Python Forum
Reduce four for loops or parallelizing code in Python
Thread Rating:
  • 0 Vote(s) - 0 Average
  • 1
  • 2
  • 3
  • 4
  • 5
Reduce four for loops or parallelizing code in Python
#1
I have this code that I have been working and creating data based on my actual data. I am using pandas and Python. Here is how my code looks like:
new_df = pd.DataFrame(columns=['dates', 'Column_D', 'Column_A', 'VALUE', 'Column_B', 'Column_C'])

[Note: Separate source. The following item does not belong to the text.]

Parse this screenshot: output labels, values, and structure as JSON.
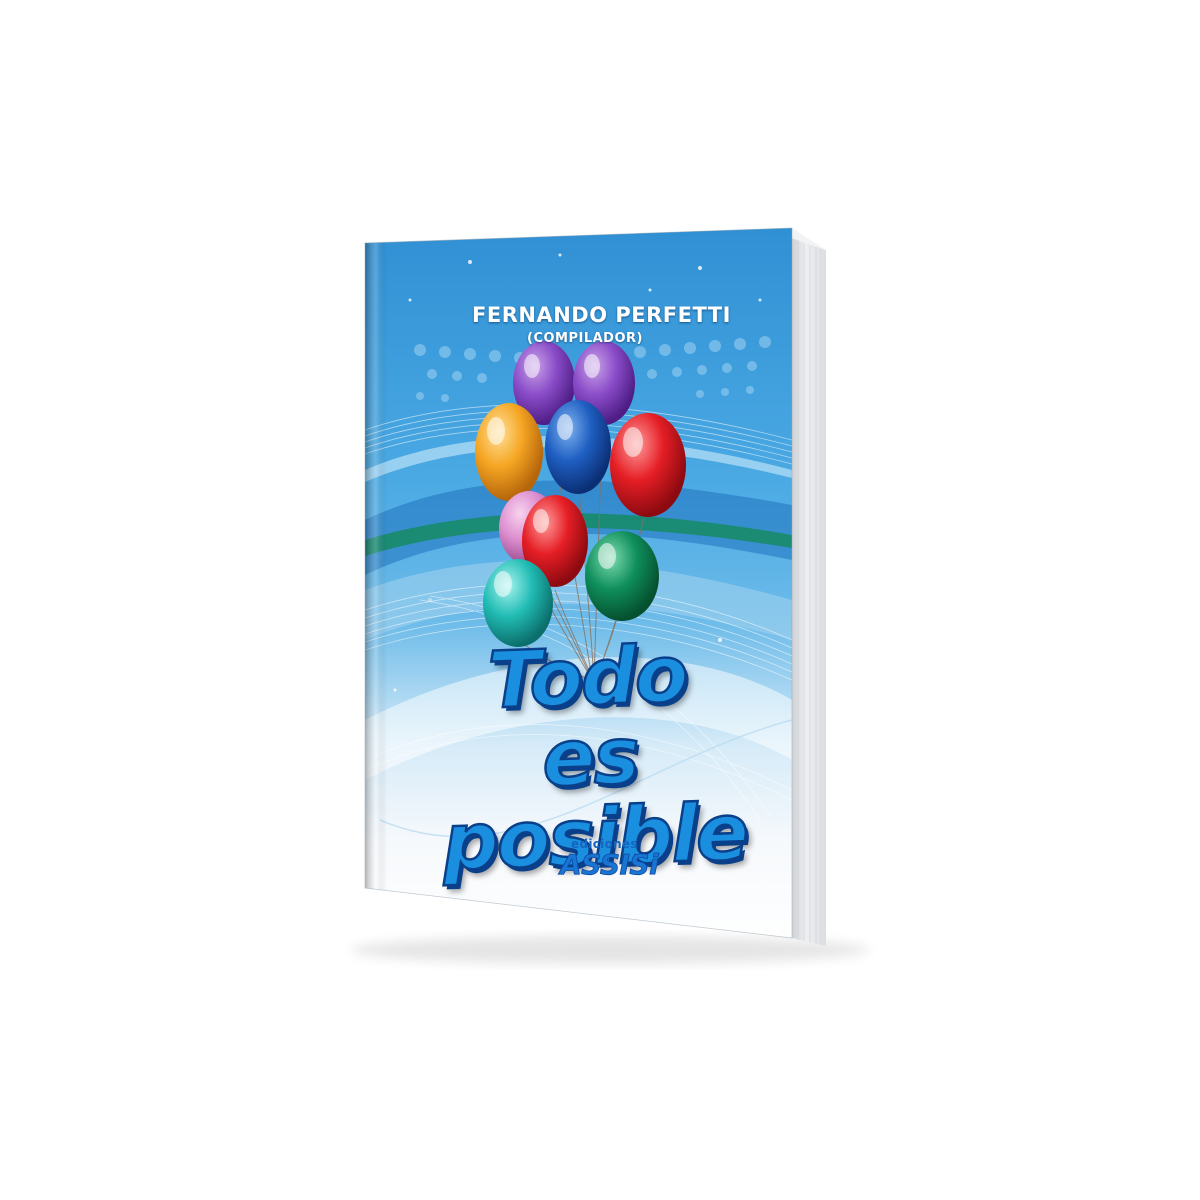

for i in df["dates"].unique():
    for j in df["Column_A"].unique():
        for k in df["Column_B"].unique():
              for m in df["Column_C"].unique():
                    n = df[(df["Column_D"] == 'orange') & (df["dates"] == '2005-1-1') & (df["Column_A"] == j) & (df["Column_B"] == k) & (df["Column_C"] == m)]['VALUE']

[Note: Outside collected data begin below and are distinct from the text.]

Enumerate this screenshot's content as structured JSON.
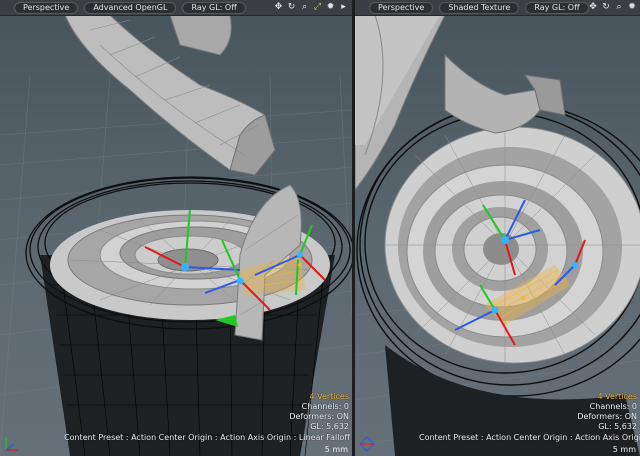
{
  "left_viewport": {
    "view_mode": "Perspective",
    "render_mode": "Advanced OpenGL",
    "raygl": "Ray GL: Off",
    "icons": [
      "move-view-icon",
      "rotate-view-icon",
      "zoom-view-icon",
      "maximize-view-icon",
      "settings-gear-icon",
      "expand-arrow-icon"
    ],
    "hud": {
      "selection": "4 Vertices",
      "channels": "Channels: 0",
      "deformers": "Deformers: ON",
      "gl": "GL: 5,632"
    },
    "status": "Content Preset : Action Center Origin : Action Axis Origin : Linear Falloff : Lasso",
    "scale": "5 mm"
  },
  "right_viewport": {
    "view_mode": "Perspective",
    "render_mode": "Shaded Texture",
    "raygl": "Ray GL: Off",
    "icons": [
      "move-view-icon",
      "rotate-view-icon",
      "zoom-view-icon",
      "settings-gear-icon",
      "expand-arrow-icon"
    ],
    "hud": {
      "selection": "4 Vertices",
      "channels": "Channels: 0",
      "deformers": "Deformers: ON",
      "gl": "GL: 5,632"
    },
    "status": "Content Preset : Action Center Origin : Action Axis Origin : Linear Falloff : Lasso",
    "scale": "5 mm"
  },
  "colors": {
    "background_top": "#47545c",
    "background_bottom": "#667079",
    "mesh": "#bdbdbd",
    "wire": "#111111",
    "gizmo_x": "#e01818",
    "gizmo_y": "#22c822",
    "gizmo_z": "#2a5ae6",
    "selection": "#f0b43c"
  }
}
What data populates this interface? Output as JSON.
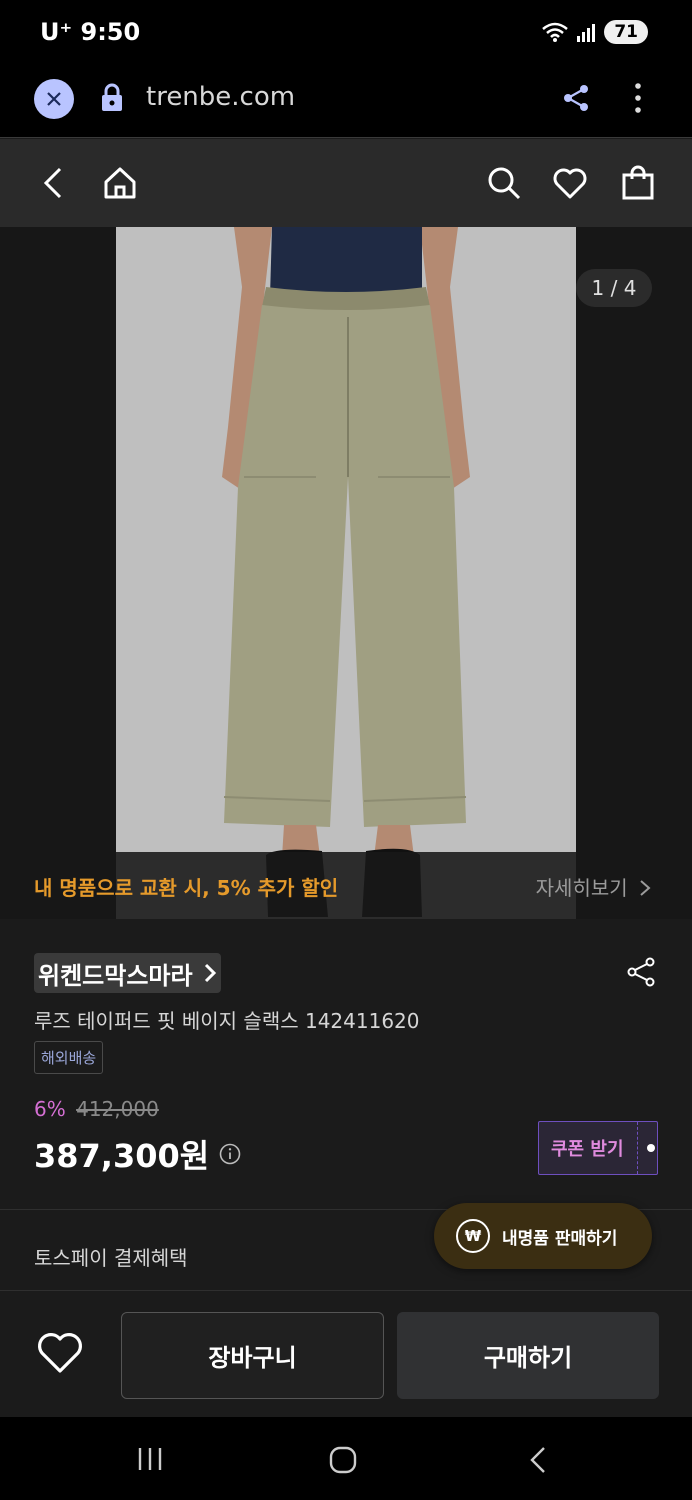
{
  "status_bar": {
    "carrier": "U⁺ 9:50",
    "battery": "71"
  },
  "browser": {
    "url": "trenbe.com"
  },
  "gallery": {
    "counter": "1 / 4",
    "promo_text": "내 명품으로 교환 시, 5% 추가 할인",
    "promo_link": "자세히보기"
  },
  "product": {
    "brand": "위켄드막스마라",
    "name": "루즈 테이퍼드 핏 베이지 슬랙스 142411620",
    "shipping_badge": "해외배송",
    "discount_rate": "6%",
    "original_price": "412,000",
    "price": "387,300원",
    "coupon_label": "쿠폰 받기"
  },
  "benefits": {
    "toss_label": "토스페이 결제혜택",
    "sell_label": "내명품 판매하기",
    "sell_icon": "₩"
  },
  "actions": {
    "cart_label": "장바구니",
    "buy_label": "구매하기"
  },
  "colors": {
    "promo": "#e59a2b",
    "discount": "#d46fd3",
    "coupon_border": "#6e4fbf"
  }
}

                    x = df[(df["dates"] == '2005-1-1') & (df["Column_A"] == j) & (df["Column_B"] == k) & (df["Column_C"] == m)]['VALUE'].sum()
                    tempVal = df[(df["dates"] == i)  & (df["Column_A"] == j) & (df["Column_B"] == k) & (df["Column_C"] == m)]['VALUE'].agg(sum)
                    finalVal = (n * tempVal) / (x - n)
                    if finalVal.empty | finalVal.isnull().values.any() | finalVal.isna().values.any() | np.inf(finalVal).values.any():
                       finalVal = 0
                    finalVal = int(finalVal)

                    new_df = new_df.append({'dates': i, 'Column_D': 'orange', 'Column_A': j, 'VALUE': finalVal, 'Column_B': k, 'Column_C': m}, ignore_index=True)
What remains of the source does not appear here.